Her cigarette went low as they passed the gate, though the old man would sleep for a while yet. “What’s ’polsterin’?”
“Repairin’ sofys and chairs. The old man teks wok in from pubs and ’ouses. We’ve got a shop in Radford. I don’t do much tackin’ or cuttin’, though. Mostly I fetch the stuff on a handcart and tek it back. I go for the leather and cloth as well from time to time. It’s good wok, but you’ve got to be as strong as a hoss, climbing up three nights o’ stairs wi’ a sofy on your back and getting nowt but threepence for your trouble when you get there.”
“Don’t your old man pay you wages?”
“Ay,” he said, “but it ain’t a sight.”
They reached the bridge. “I’ll go no further,” she said. “The old man’ll be mad if I don’t get back in time for tea.” Which was as good an excuse as any to leave him at this point. Beyond the other side of the long bridge she saw the houses of Radford Wood-house: colliers’ houses, poachers’ dens, shops, and beer-offs.
He had expected her to walk to the main road. “You don’t want to be so terrified of your old man,” he said. “He don’t bite that bad, does he?”
“It’s not that. I’m hungry, so I think I’ll get back. I didn’t bother wi’ any dinner.”
“Come on wi’ me, then, and I’ll buy you some tea.”
“Another time I might. But not now.”
He jerked the leash so violently that he nearly throttled the dogs. They ambled back, subdued, to Vera, and she patted their heads. “I’ll pass again next week,” he said. “Shall you wait for me?”
He’s so quiet, except for them eyes. Half a pint o’ mild and a couple of hot whiskies. “If you like. I can be leaning on our gate.”
“All right then, duck. I’ll be seeing you.”
Black hair, and teeth going to bad: he couldn’t ’a bin a day over twenty-four. He walked off, with a slight swinging gait, which might, as far as she could tell, have been the way he always walked; or it might have been caused by the predatory forward pull of his three strong dogs.
She kept telling herself that she didn’t want to be married, that, even though it meant getting away from the threat of the old man’s fist and stick, she didn’t want to let herself in for something that as far as she knew might turn out to be worse. What did she know of Seaton? He was quiet, kind, and often charming in a simple sort of way; but he’d been barmy enough to ask her to marry him at the end of their second meeting, and she’d been just as barmy in saying all right. And now the three-month wait he’d agreed to was over and she sat by the window in her underwear, looking out at the garden and fields because she couldn’t stand the sight of her wedding-dress spread out on the bed behind. In half an hour she would be off to Lenton Church, in a horse-drawn cab on which Seaton had seen fit to splash part of his wages earned at an outside labouring job — saved up for what he hadn’t dared hope for when he’d “popped the question.” Vera remembered his disappointment, a black look when she mentioned the three-month wait. So how do I know what being married to him’ll be like? she wondered, nagged by the uneasy memory of their second meeting in the Cherry Orchard, a scrag-end of a field whose scrub-covered up-and-down surface matched well her feelings at that time.

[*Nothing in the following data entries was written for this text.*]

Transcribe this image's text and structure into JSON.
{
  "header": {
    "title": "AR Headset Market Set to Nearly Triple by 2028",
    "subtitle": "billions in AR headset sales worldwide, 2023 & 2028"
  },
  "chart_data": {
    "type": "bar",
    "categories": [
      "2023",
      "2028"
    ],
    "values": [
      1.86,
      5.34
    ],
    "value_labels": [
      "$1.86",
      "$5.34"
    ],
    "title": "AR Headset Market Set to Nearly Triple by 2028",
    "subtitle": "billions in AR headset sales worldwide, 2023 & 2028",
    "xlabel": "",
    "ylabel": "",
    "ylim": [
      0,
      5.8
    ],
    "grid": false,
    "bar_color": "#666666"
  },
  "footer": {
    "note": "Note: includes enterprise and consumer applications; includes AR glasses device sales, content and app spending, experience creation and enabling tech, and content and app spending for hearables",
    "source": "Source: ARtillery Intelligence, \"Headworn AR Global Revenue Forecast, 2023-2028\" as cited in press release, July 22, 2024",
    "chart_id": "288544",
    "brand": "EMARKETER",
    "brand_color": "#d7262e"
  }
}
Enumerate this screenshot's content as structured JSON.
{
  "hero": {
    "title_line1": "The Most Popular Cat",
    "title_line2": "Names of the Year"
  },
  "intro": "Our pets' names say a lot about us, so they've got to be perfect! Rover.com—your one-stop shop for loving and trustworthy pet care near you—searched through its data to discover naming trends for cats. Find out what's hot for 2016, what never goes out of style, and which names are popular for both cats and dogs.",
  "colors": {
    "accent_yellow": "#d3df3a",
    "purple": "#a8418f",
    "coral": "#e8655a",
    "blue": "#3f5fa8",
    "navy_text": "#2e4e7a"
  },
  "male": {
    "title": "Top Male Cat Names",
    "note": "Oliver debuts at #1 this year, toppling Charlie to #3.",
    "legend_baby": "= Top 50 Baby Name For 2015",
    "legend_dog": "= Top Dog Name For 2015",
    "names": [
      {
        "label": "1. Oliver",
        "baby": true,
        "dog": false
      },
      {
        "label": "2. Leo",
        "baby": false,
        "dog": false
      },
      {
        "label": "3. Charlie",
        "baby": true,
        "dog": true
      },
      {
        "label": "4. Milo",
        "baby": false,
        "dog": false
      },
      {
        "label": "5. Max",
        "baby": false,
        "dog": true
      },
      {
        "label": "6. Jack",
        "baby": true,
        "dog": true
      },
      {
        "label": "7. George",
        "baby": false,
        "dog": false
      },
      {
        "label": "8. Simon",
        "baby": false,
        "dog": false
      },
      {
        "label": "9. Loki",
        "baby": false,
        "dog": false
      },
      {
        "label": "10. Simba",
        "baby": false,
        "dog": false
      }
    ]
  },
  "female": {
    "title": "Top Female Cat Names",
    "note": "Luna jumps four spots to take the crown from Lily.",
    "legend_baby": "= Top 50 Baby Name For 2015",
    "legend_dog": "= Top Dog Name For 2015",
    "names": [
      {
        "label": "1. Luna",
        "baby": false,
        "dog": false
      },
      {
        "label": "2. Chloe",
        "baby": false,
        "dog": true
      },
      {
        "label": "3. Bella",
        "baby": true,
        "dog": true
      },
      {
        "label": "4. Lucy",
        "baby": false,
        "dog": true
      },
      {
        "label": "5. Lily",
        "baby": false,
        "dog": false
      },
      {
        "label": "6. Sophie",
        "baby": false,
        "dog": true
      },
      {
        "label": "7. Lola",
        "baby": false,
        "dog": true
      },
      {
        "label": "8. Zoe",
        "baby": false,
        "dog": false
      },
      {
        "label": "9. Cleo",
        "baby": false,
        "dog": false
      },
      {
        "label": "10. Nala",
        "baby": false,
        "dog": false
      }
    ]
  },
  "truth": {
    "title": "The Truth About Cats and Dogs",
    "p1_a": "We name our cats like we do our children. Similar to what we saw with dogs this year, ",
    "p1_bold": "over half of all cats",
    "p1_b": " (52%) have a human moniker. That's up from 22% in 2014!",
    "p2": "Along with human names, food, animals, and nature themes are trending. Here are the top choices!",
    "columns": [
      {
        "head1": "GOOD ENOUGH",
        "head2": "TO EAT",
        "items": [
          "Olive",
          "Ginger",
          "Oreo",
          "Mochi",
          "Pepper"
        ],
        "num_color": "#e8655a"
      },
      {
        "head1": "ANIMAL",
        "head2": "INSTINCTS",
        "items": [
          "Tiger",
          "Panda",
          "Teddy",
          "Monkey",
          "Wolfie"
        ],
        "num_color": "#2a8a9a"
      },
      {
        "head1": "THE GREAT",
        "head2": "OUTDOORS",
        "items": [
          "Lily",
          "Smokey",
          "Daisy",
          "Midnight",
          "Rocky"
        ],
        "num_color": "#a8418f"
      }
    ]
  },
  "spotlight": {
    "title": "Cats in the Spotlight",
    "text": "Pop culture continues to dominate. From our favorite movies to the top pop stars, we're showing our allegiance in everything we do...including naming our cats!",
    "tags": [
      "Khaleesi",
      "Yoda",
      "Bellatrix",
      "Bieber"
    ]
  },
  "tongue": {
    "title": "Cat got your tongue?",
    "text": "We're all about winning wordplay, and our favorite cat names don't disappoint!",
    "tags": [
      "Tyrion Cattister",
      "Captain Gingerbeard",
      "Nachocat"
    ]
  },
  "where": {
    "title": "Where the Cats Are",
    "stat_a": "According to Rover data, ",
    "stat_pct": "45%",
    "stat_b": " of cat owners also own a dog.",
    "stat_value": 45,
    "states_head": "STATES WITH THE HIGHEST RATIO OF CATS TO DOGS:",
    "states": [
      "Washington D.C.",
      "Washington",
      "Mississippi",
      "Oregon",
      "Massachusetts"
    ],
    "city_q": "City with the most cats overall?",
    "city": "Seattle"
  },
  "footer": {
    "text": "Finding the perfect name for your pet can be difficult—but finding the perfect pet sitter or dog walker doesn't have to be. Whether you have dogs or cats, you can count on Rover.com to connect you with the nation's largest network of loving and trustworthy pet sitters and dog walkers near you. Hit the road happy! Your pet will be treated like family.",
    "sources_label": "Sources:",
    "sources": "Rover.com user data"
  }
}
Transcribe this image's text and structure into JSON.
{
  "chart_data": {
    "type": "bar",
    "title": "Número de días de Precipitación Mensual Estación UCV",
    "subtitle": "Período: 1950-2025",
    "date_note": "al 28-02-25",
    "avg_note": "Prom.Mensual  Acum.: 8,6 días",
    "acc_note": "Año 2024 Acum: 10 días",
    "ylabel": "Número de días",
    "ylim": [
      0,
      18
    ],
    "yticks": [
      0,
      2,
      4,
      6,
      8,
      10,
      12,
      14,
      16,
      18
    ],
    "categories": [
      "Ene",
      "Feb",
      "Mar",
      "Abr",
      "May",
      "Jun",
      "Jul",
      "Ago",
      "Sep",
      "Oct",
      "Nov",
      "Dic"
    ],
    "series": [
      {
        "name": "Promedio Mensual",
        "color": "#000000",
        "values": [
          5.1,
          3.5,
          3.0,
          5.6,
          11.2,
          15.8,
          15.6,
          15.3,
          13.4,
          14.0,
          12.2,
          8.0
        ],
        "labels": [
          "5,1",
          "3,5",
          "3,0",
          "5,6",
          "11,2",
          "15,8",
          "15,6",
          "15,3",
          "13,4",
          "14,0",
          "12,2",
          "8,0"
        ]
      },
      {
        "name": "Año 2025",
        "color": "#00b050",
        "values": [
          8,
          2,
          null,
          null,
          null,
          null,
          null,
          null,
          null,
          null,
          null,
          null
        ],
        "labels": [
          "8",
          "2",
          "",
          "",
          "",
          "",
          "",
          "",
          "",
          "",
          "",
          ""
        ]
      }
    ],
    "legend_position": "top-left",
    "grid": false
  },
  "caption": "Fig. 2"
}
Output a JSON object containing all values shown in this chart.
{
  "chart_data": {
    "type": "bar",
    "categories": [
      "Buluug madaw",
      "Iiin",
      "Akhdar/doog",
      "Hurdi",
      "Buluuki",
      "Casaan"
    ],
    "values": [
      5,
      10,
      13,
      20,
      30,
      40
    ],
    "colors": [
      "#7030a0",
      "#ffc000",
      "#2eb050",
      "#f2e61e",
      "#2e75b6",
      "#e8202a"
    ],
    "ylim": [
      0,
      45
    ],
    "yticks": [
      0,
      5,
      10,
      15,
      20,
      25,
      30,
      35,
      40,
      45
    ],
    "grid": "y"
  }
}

To get away from home for always was a good thing, that nobody could gainsay, though Merton had hinted after seeing Seaton for the first time that he didn’t think he was much of a bargain for his gel, and that she’d realize (by God she would) what a good home she’d had when she’d lived with him a while in Nottingham. But this had only made her more anxious to escape, had cut her apprehension at the roots and made her look forward to starting a new life in a Nottingham house or flat, despite the needling of premonitions that soon came back.
There was no time left to deliberate. She closed her arms over her soft, well-shaped breasts and began to weep, the sound of it bursting upon her ears and cordoning her off from the noise of fussing in the kitchen below. She did not want to be married, was prepared to stay more months or years in peril of the old man rather than take a chance of living with someone she did not know, throw herself at a stranger after three months’ acquaintance.